Given a stream of graph edges from a dynamic graph, how can we assign anomaly scores to edges in an online manner, for the purpose of detecting unusual behavior, using constant time and memory? Existing approaches aim to detect individually surprising edges. In this work, we propose MIDAS, which focuses on detecting microcluster anomalies, or suddenly arriving groups of suspiciously similar edges, such as lockstep behavior, including denial of service attacks in network traffic data. We further propose MIDAS-F, to solve the problem by which anomalies are incorporated into the algorithm's internal states, creating a 'poisoning' effect which can allow future anomalies to slip through undetected. MIDAS-F introduces two modifications: 1) We modify the anomaly scoring function, aiming to reduce the 'poisoning' effect of newly arriving edges; 2) We introduce a conditional merge step, which updates the algorithm's data structures after each time tick, but only if the anomaly score is below a threshold value, also to reduce the `poisoning' effect. Experiments show that MIDAS-F has significantly higher accuracy than MIDAS. MIDAS has the following properties: (a) it detects microcluster anomalies while providing theoretical guarantees about its false positive probability; (b) it is online, thus processing each edge in constant time and constant memory, and also processes the data 130 to 929 times faster than state-of-the-art approaches; (c) it provides 41% to 55% higher accuracy (in terms of ROC-AUC) than state-of-the-art approaches.

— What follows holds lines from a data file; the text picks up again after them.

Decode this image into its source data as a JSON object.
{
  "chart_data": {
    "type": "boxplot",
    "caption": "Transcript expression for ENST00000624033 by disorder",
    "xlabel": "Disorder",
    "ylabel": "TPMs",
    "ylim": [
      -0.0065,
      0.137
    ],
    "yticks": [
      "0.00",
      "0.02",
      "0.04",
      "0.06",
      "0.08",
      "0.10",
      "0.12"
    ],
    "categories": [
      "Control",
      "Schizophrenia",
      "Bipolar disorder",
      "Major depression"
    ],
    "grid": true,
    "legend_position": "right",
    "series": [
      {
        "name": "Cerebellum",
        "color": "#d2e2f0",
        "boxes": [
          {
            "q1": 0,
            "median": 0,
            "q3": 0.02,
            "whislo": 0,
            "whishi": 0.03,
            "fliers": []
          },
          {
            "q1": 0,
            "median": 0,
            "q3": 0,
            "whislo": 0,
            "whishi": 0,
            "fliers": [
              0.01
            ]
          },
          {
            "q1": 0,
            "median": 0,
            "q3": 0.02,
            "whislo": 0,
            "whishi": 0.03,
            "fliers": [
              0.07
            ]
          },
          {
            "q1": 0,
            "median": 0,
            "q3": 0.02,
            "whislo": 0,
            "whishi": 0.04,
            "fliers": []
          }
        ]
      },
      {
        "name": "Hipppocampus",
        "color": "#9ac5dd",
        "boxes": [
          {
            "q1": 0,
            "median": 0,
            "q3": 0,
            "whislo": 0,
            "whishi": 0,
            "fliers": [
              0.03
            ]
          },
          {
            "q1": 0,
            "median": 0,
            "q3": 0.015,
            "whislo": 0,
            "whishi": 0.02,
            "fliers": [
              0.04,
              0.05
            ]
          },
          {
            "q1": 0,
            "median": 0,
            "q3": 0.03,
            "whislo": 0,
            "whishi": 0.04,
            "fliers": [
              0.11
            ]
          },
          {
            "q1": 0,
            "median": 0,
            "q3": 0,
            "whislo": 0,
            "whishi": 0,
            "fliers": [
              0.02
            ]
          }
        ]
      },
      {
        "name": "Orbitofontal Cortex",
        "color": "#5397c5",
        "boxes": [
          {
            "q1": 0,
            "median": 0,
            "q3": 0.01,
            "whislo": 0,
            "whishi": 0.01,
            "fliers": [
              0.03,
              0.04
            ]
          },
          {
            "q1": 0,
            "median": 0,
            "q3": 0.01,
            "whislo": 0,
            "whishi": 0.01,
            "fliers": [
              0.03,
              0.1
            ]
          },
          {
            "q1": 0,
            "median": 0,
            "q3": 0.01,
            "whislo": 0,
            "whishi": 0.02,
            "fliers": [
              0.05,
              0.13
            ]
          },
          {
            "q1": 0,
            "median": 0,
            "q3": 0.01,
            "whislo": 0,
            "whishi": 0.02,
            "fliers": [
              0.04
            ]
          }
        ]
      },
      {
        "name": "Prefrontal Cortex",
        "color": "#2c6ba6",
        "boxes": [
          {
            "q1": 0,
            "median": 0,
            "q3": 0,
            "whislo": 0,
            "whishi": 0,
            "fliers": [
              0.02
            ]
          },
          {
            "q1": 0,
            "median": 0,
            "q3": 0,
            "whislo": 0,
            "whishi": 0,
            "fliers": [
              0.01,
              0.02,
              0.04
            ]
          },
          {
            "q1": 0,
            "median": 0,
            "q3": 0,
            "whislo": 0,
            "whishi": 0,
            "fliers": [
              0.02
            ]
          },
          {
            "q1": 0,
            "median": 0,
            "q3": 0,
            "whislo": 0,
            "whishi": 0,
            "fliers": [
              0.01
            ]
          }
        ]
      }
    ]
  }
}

### ExGAN: Adversarial Generation of Extreme Samples

Mitigating the risk arising from extreme events is a fundamental goal with many applications, such as the modelling of natural disasters, financial crashes, epidemics, and many others. To manage this risk, a vital step is to be able to understand or generate a wide range of extreme scenarios. Existing approaches based on Generative Adversarial Networks (GANs) excel at generating realistic samples, but seek to generate typical samples, rather than extreme samples. Hence, in this work, we propose ExGAN, a GAN-based approach to generate realistic and extreme samples. To model the extremes of the training distribution in a principled way, our work draws from Extreme Value Theory (EVT), a probabilistic approach for modelling the extreme tails of distributions. For practical utility, our framework allows the user to specify both the desired extremeness measure, as well as the desired extremeness probability they wish to sample at. Experiments on real US Precipitation data show that our method generates realistic samples, based on visual inspection and quantitative measures, in an efficient manner. Moreover, generating increasingly extreme examples using ExGAN can be done in constant time (with respect to the extremeness probability), as opposed to the exponential time required by the baseline approach.